Так описывает современник утро 19 февраля 1861 г., когда завершено было дело освобождения крестьян от крепостной зависимости — дело по важности не имевшее равного в русской истории и бывшее в значительной мере личным делом Государя. Он чувствовал удовлетворение и радость… Он прошёл к своей любимице, семилетней Великой Княжне Марии Александровне. «Я хотел расцеловать свою дочь в этот лучший день моей жизни», — говорил он впоследствии.

Не мог он не вспомнить в этот великий день и о своём отце, который, по преданию взял с него на смертном одре слово освободить крестьян. На прогулке в коляске он на несколько минут становился перед памятником «Незабвенному», накануне (в годовщину кончины) украшенному цветами: мысленно он соединился с тем, кто лучше, чем кто бы то ни было другой, способен был понять владевшие им чувства.

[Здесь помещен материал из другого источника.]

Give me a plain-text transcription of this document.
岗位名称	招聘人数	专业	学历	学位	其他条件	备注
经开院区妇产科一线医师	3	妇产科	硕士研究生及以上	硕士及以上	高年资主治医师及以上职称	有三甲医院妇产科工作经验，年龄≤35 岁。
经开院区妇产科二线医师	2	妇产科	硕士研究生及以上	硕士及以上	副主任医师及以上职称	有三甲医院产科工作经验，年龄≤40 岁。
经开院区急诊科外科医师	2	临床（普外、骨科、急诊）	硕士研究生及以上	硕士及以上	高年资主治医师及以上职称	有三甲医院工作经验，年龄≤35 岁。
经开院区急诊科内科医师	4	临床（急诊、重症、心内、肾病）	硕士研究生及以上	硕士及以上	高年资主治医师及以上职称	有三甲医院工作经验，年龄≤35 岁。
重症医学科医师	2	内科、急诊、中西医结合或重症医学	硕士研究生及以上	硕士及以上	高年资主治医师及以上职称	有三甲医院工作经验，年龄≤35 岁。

Никто в столице не знал о совершившемся: дело подготовки освобождения крестьян держалось в строжайшей тайне. Печатание положений и Манифеста шло с лихорадочностью. В помощь казённым типографиям были привлечены частные. Набор развозили по ночам в придворной карете с охраною. Служащие и рабочие связаны были обязательством ничего не разглашать. При всяком выходе из типографии они подвергались обыску. Листы печатались в типографии Второго Отделения и в Сенатской типографии. С 12 февраля началась фальцовка и брошюровка в залах Первого Кадетского корпуса (в тех самых, где, как известно, происходили заседания Редакционных комиссий). Там же Положения и Манифест укладывались в кожаные чемоданы в полтора аршина длиною и в лубочные ящики в два аршина длиною. Все залы корпуса были завалены печатною бумагою — обучение кадет гимнастике и фронту было прекращено.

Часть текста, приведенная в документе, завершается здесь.